Tal valor poderia ser considerado baixo ou alto dependendo do custo de oportunidade de outros investimentos, bem como do custo-benefício do projeto em si. Se o custo de oportunidade for considerado em relação ao metrô, por exemplo, a comparação é altamente vantajosa para o TAV. Uma vez que o metrô não consegue remunerar nem pagar o investimento, vale dizer, ele tem de ser ressarcido integralmente pelos tesouros estaduais (ou federal, conforme o caso). Assim, a comparação deve ser feita entre a parcela subsidiada do TAV e todo o investimento no metrô. Note-se que o subsídio de R$ 9 bilhões não é suficiente sequer para construir 9km de linhas de metrô no Rio de Janeiro ou em São Paulo, ou seja, tal equalização (frise-se, sem custo fiscal) é um pingo d’água no oceano de necessidades das duas metrópoles.
A equação do custo de oportunidade fica ainda mais favorável quando se considera o quarto e principal aspecto do benefício do empreendimento: o TAV vai facilitar o deslocamento de executivos, consultores e mão de obra qualificada de forma a viabilizar localizações corporativas de primeiro nível fora da região metropolitana de São Paulo, que é, no momento, a única metrópole nacional, dada a secular decadência do Rio de Janeiro acentuada a partir dos anos sessenta.
Como é por demais reconhecido, a região metropolitana de São Paulo encontra-se com custos — deseconomias — de aglomeração crescentes, o que enseja duas estratégias alternativas que podem vir a ser complementares.

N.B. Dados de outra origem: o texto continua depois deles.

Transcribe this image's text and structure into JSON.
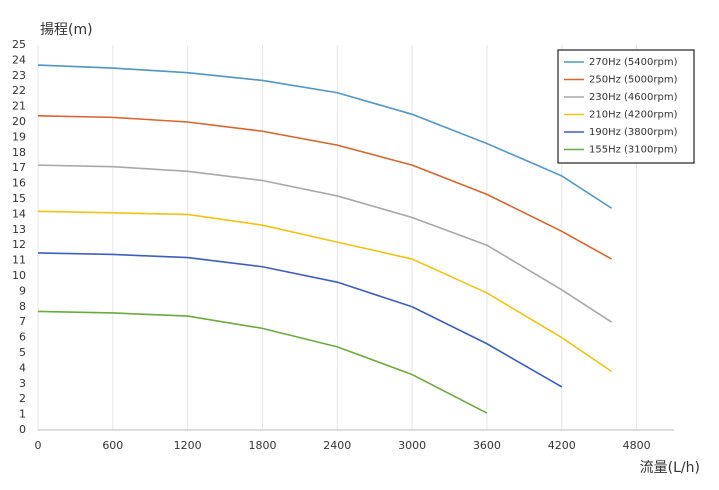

A primeira é um esforço de microlocalização metropolitana, o que vem sendo tentado há várias décadas através da triplicação de rodovias em direção ao interior do estado, estratégia que, ao que parece, atingiu o limite em termos de eficácia. A segunda seria apostar numa segunda metrópole com aptidão nacional que fosse relativamente próxima de São Paulo.
A proposta do TAV viabiliza as duas alternativas na medida em que abre espaço para novo padrão de desconcentração concentrada microlocacional em Campinas e São José dos Campos e passa a viabilizar inequivocamente a volta do Rio de Janeiro ao cenário nacional, capacitando-o como metrópole nacional alternativa — e complementar — a São Paulo.
Para aqueles com arraigado sentimento paulistocêntrico, não há nada no horizonte a preocupar, uma vez que o Rio de Janeiro, dadas algumas de suas limitações, dificilmente seria um espaço concorrente, mas provavelmente complementar a São Paulo. Em termos locacionais dos níveis corporativos, estaria acima de Campinas e São José dos Campos, mas certamente um degrau abaixo da grande metrópole brasileira.
Nesse caso, o TAV ajudaria o coração econômico do Brasil — a região metropolitana de SP — a ter as artérias desobstruídas, viabilizando maior crescimento e um desenvolvimento regional mais equilibrado da economia brasileira. Com o TAV ganham o Rio de Janeiro, São Paulo e o Brasil.